HIPAA Policies and Procedures Templates | Global Health, Fitness and Medical Issues | Scoop.it

HIPAA Policies and Procedures Templates are form documents that relate to a particular area of HIPAA compliance.

 

HIPAA Policies and Procedures templates provide information on what an organization must do to be compliant in that area. As an example, HIPAA Policies and Procedures Templates include a Policy and Procedure Template for Breach Notification.

 

The template contains general language about how to detect and report a breach. 

What Should Be Included in HIPAA Policies and Procedures Templates?
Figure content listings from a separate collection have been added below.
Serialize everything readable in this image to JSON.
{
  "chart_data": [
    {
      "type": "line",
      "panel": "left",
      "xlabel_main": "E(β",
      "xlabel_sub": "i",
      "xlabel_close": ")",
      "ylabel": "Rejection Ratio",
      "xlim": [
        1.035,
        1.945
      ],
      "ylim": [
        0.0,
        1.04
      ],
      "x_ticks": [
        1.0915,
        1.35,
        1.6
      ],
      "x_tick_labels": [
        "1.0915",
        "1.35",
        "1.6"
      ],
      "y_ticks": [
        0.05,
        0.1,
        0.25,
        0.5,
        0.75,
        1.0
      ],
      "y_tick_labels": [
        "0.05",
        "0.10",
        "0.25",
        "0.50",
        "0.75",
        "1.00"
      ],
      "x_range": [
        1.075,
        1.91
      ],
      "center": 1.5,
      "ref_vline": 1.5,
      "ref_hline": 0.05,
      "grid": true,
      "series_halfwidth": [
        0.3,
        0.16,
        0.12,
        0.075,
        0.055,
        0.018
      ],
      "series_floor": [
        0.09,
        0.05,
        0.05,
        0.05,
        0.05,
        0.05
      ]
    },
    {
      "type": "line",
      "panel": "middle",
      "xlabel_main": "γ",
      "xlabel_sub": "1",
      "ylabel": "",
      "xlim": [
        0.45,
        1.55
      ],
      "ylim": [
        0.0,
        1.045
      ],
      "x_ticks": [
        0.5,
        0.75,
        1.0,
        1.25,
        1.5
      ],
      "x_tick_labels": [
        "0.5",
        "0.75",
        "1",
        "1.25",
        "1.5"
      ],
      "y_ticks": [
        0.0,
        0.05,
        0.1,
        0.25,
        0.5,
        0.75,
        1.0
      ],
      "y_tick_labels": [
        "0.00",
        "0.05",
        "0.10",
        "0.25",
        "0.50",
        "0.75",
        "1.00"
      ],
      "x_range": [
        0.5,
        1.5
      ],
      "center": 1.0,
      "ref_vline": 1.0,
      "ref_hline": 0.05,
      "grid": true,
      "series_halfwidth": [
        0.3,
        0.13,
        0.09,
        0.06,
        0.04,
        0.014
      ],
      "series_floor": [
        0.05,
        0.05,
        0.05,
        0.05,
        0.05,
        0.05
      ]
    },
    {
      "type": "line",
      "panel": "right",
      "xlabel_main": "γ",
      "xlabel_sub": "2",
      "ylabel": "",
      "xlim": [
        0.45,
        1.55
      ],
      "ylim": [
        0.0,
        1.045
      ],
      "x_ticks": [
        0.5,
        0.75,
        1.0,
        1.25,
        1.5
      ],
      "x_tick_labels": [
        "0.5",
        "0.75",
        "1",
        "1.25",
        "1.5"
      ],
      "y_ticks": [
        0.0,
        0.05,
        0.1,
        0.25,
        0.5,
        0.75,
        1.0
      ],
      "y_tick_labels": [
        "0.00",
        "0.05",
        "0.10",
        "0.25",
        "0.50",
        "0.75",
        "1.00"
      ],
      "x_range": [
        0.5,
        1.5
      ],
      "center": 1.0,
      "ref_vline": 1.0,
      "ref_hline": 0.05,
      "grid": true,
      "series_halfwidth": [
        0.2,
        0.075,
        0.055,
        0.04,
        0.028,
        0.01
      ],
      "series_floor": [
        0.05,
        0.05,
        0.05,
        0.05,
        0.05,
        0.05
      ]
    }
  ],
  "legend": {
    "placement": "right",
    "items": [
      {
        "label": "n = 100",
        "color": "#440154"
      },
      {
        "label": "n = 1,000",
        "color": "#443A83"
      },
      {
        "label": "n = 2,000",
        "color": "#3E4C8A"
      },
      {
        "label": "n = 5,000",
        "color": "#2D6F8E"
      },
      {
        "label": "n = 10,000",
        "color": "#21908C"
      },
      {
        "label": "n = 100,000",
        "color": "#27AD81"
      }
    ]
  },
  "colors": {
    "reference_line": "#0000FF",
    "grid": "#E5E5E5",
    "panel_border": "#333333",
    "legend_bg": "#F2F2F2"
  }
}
For a healthcare organization to meet HIPAA compliance requirements, its physicians, nurses, other medical staff, and any other employees who may encounter protected health information (PHI) or electronic protected health information (ePHI) must understand what their job roles allow them to do.

 

HIPAA Policies and Procedures Templates include, for example, a policy and procedure for the HIPAA “Accounting of Disclosures” provision of the HIPAA Privacy Rule. This provision requires healthcare organizations to give patients an accounting of entities and persons to whom the organization has sent patient PHI.

 

When a patient requests an accounting, the healthcare organization must have a policy, or overall principle, about accountings of disclosures. This principle can be put in writing, as something along the lines of “The law requires us to provide patients with the names of people and organizations we have given their PHI to. The law also requires that we let patients know what PHI we disclosed.” 

 

The organization can only handle specific patient requests once it has implemented a series of processes for doing so. These processes are called procedures.

 

A procedure is a series of steps allowing for the organization to provide the accounting. Procedures that are required in the accounting of disclosures context include procedures for determining who is qualified to answer a request (so that only people whose job duties require access to PHI can answer), what requests require the organization to provide the accounting and what requests the organization need not provide an accounting for, how the accounting is to be provided (i.e., by first-class mail, overnight mail, fax with a HIPAA compliant fax cover sheet), and when (within what timeframe) the accounting must be provided.

 

The organization must also have a process in place that addresses what it must do when a patient complains that the accounting he or she received was not complete, or did not contain required information.

Using HIPAA Policies and Procedures Templates, which require that the same process be followed each time a patient makes a request, ensures the organization will consistently and accurately meet its compliance requirements.